Sexuality in Rhizome


In case of sexuality,  I would suggest that in spite of considerable and relatively superior levels  of participation in education and the economy compared to neighboring countries  like India, women’s perception regarding their own sexual wishes can spread rhizomatically, as cancerous cells do,  perpetuating  certain pathways of thought that lead to  acting in a particular manner. Yet if we look at the contradictions revealed in the data collected thus far, the norm is far from ‘obvious.’  Some field research perpetuate the notion that women are obedient to gender norms and obey their husband’s sexual desires and thrust against their will that crush their self-respect and turn them into child rearing machines with some of them bearing sexual trauma or resenting the act of sex altogether.  This is not indicative, however, of a universal norm—as we will see, but it is certainly a cause for reflexivity regarding where our focus tends to lie in terms of ‘empowerment.’  For instance, one twenty five year old woman expressed her views on sexual trauma, “Forced sex is a bitter experience. At that time I hate everything. I feel like dying. A woman who has faced it will only understand what is forced sex. I feel horrible, both mentally and physically”  (Khan 251-253). Forget the concept of respect, trust and love that a relationship should ideally entail, a bonded contract of implicit expectations seems to invisibly control such cases of unexpressed will and desire.  From such case studies, it would appear that female perception of their sexuality remains suppressed in the form of shame, travelling like roots and connecting many women’s feelings, dissatisfactions and innate injustices done to them on the basis of ‘sexual rights exclusively for men and husband on the same plane of consistency with non-hierarchical rhizomatic pattern connecting stories of different sexual intensities and their reactions like assemblages.
 

Yet the opposite is also true in the context of marriage in Bangladesh, where many girls both from rural and urban areas are aware of their sexuality in a positive manner, where the positive attitude towards the idea of sexuality is spread rhizomatically through married females as well as female relatives.

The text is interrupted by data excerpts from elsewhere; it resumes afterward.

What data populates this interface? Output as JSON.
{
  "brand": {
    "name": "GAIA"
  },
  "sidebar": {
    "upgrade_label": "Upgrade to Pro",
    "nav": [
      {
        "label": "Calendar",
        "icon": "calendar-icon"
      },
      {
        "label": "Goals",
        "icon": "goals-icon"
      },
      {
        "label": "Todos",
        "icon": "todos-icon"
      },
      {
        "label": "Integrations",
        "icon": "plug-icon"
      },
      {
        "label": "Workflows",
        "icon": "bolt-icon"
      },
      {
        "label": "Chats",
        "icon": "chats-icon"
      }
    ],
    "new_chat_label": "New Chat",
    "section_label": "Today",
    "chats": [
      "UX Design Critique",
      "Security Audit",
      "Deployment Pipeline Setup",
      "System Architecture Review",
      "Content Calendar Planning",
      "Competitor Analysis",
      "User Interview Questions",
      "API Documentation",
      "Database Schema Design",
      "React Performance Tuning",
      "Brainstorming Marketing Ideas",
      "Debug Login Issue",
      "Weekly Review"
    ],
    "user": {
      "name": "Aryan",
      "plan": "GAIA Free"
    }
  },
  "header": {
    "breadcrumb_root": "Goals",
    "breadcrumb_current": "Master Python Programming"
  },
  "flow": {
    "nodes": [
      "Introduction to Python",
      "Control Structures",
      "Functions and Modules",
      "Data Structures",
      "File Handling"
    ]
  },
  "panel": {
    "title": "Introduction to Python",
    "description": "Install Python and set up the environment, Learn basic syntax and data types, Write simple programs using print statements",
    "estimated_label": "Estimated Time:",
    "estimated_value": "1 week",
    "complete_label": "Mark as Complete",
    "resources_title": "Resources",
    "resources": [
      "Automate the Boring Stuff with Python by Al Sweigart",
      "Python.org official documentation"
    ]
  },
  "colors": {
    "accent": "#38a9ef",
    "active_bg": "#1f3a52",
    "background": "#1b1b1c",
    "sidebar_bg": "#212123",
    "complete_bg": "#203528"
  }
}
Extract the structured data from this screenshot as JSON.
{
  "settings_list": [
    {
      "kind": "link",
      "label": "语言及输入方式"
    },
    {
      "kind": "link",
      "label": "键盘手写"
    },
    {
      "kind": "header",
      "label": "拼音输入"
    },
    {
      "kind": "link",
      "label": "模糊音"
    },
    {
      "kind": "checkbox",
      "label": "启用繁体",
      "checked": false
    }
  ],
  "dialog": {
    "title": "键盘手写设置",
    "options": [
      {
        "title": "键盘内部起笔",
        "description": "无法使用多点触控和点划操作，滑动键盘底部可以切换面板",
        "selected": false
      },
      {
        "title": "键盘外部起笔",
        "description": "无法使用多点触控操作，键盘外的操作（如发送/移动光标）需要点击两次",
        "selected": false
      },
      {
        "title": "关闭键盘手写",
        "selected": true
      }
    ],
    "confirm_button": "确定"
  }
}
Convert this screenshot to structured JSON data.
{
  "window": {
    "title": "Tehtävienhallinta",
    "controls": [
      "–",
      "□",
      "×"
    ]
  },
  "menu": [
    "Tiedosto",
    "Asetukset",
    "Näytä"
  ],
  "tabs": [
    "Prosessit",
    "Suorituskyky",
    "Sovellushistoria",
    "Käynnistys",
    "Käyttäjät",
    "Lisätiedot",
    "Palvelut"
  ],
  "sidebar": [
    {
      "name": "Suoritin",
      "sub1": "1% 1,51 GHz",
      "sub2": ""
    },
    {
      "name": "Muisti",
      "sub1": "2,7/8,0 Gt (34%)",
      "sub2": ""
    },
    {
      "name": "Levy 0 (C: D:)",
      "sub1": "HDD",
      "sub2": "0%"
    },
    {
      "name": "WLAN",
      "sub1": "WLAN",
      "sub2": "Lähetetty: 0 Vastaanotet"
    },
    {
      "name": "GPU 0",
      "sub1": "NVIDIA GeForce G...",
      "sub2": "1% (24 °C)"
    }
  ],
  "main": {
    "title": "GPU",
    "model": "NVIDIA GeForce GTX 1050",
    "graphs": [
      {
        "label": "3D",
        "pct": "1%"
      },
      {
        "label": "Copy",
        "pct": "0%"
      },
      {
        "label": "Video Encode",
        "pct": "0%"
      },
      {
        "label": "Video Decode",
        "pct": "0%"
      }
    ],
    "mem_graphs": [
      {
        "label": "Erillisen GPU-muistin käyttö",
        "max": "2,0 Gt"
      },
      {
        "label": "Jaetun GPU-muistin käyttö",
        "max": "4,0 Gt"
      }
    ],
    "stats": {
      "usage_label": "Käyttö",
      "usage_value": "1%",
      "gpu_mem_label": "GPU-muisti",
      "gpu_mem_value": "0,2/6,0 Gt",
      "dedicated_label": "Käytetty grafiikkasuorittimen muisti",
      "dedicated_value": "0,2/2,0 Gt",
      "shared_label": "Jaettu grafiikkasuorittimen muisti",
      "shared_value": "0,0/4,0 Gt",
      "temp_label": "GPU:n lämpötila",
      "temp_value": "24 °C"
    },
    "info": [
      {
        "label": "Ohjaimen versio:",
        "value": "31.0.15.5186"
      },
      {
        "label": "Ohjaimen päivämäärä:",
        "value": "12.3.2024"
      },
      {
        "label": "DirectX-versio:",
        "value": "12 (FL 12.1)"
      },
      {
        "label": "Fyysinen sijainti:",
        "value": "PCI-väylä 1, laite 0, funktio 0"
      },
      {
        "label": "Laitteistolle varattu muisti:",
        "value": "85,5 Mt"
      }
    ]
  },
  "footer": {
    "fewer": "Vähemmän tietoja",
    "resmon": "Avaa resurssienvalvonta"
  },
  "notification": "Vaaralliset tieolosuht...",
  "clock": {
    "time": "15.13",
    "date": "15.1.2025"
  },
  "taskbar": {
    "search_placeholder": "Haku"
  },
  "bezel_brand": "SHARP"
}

According to Khan’s article, “An informant, aged 25, who studied up to class 12 said: Yes, of course I knew about the sex life which takes place after marriage. And every educated person knows it very well. My sister-in-law had taught me some techniques like how I can get close to my husband or protect myself from getting pregnant by taking pills regularly.” (242).

Thus, due to remaining in the ‘plane of consistency’ of a perceived cultural restriction, positive stories regarding sexual awareness amongst women are perhaps not always made visible or known to us (with exceptions), the effect being living in the shadow of an unreal absence where actualized desire in the female experience/identity is an unfelt source of light.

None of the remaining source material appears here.